Click the spot in your right column where you want the picture to appear. For example, if you want the image to appear before a particular paragraph of text, click that spot to put your text cursor there. (If you miss the spot, just use the arrow keys on your keyboard to move your cursor to the position you want.)
Click "Insert | Image", choose your picture from the "images" directory, and click the "OK" button. If your picture is not in the "images" folder, click the "Cancel" button, and copy it there before proceeding. Do not select a picture from some other place on your computer, or Dreamweaver will not consider your picture to be part of your website.
As before, enter the alternate text for your picture and click "OK". For example, if the photo shows a book that you're selling, put the title of the book into that field. If it shows your friends at the zoo, say "My friends at the zoo" or something like that. Remember that this field is provided for you to briefly describe your picture for the blind and for search engines.
After your image is inserted, it will probably appear in an awkward position, like in the example below.
To completely separate your picture from your words, click somewhere in the paragraph and use your arrow keys to move the text cursor to the start of the paragraph. Then hit the ENTER key (or the RETURN key if you use a Mac). This will put the paragraph on a separate line.
If you want your words to flow to the right of the image, click the image once to select it. Then click the drop down box for the "Align" field in the PROPERTIES panel. Select "Left" since you want the picture on the left of the words. (The align field is for the picture, hence terms like "Left" and "Right" are relative to the picture and not the words next to it.) Alternatively, if you want the picture on the right (with the words on the left), select "Right" instead.
Notice, however, that when you do that, your words go right next to your picture (see picture above), making everything look extremely cramped. To put some space between your words and the picture, put a number in the "H Space" field in the PROPERTIES panel. (If you don't see a "H Space" or "V Space" field in the panel, click your picture once to select it.) For example, type "5" (without the quotes) into the field and hit the ENTER (or RETURN) key. Dreamweaver will immediately insert a bit of horizontal space between the image and your words. If this results in a space that is too wide or too narrow, increase or decrease the number you enter (followed by the ENTER key) until you get the result you want.
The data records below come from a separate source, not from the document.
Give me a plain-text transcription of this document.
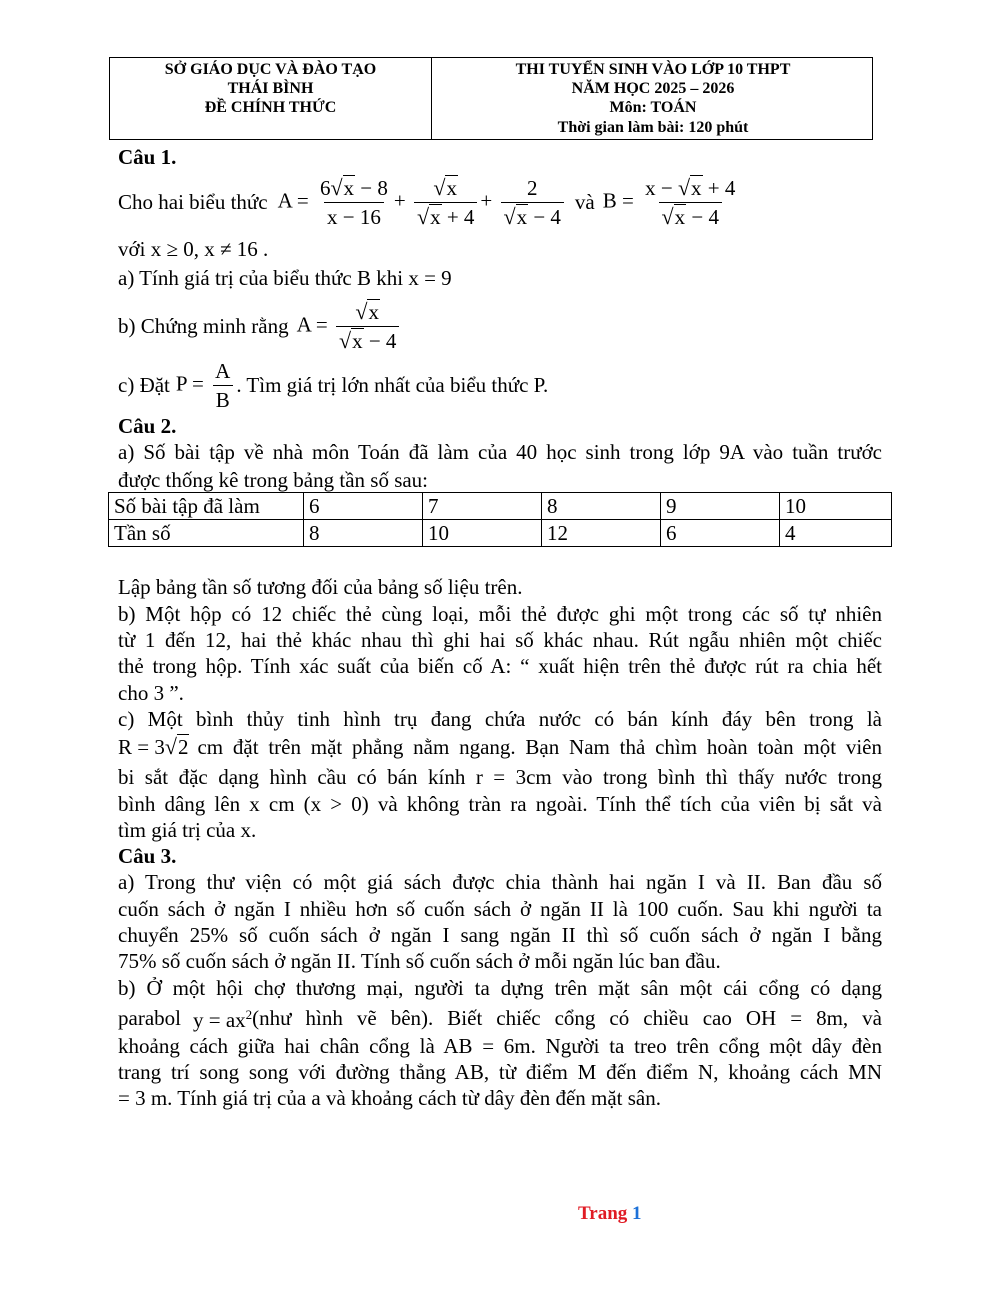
SỞ GIÁO DỤC VÀ ĐÀO TẠO
THÁI BÌNH
ĐỀ CHÍNH THỨC
THI TUYỂN SINH VÀO LỚP 10 THPT
NĂM HỌC 2025 – 2026
Môn: TOÁN
Thời gian làm bài: 120 phút
Câu 1.
Cho hai biểu thức $A = \frac{6√x - 8}{x - 16} + \frac{√x}{√x + 4} + \frac{2}{√x - 4}$ và $B = \frac{x - √x + 4}{√x - 4}$
với x ≥ 0, x ≠ 16 .
a) Tính giá trị của biểu thức B khi x = 9
b) Chứng minh rằng $A = \frac{√x}{√x - 4}$
c) Đặt $P = \frac{A}{B}$ . Tìm giá trị lớn nhất của biểu thức P.
Câu 2.
a) Số bài tập về nhà môn Toán đã làm của 40 học sinh trong lớp 9A vào tuần trước
được thống kê trong bảng tần số sau:
Số bài tập đã làm	6	7	8	9	10
Tần số	8	10	12	6	4
Lập bảng tần số tương đối của bảng số liệu trên.
b) Một hộp có 12 chiếc thẻ cùng loại, mỗi thẻ được ghi một trong các số tự nhiên
từ 1 đến 12, hai thẻ khác nhau thì ghi hai số khác nhau. Rút ngẫu nhiên một chiếc
thẻ trong hộp. Tính xác suất của biến cố A: “ xuất hiện trên thẻ được rút ra chia hết
cho 3 ”.
c) Một bình thủy tinh hình trụ đang chứa nước có bán kính đáy bên trong là
R = 3√2 cm đặt trên mặt phẳng nằm ngang. Bạn Nam thả chìm hoàn toàn một viên
bi sắt đặc dạng hình cầu có bán kính r = 3cm vào trong bình thì thấy nước trong
bình dâng lên x cm (x > 0) và không tràn ra ngoài. Tính thể tích của viên bị sắt và
tìm giá trị của x.
Câu 3.
a) Trong thư viện có một giá sách được chia thành hai ngăn I và II. Ban đầu số
cuốn sách ở ngăn I nhiều hơn số cuốn sách ở ngăn II là 100 cuốn. Sau khi người ta
chuyển 25% số cuốn sách ở ngăn I sang ngăn II thì số cuốn sách ở ngăn I bằng
75% số cuốn sách ở ngăn II. Tính số cuốn sách ở mỗi ngăn lúc ban đầu.
b) Ở một hội chợ thương mại, người ta dựng trên mặt sân một cái cổng có dạng
parabol $y = ax^2$ (như hình vẽ bên). Biết chiếc cổng có chiều cao OH = 8m, và
khoảng cách giữa hai chân cổng là AB = 6m. Người ta treo trên cổng một dây đèn
trang trí song song với đường thẳng AB, từ điểm M đến điểm N, khoảng cách MN
= 3 m. Tính giá trị của a và khoảng cách từ dây đèn đến mặt sân.
Trang 1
You can do the same with the "V Space" field to adjust the vertical space between the top and bottom of the picture and your words.
Save your work with "File | Save" (or "File | Save All" if you like), publish it and test your page in a web browser.
Congratulations! Your home page now contains a site logo and some pictures, making it look more and more like a professionally designed web page.
In the next chapter, you will learn how to change fonts, font sizes, text colour, and do things like put your text in bold and/or italics.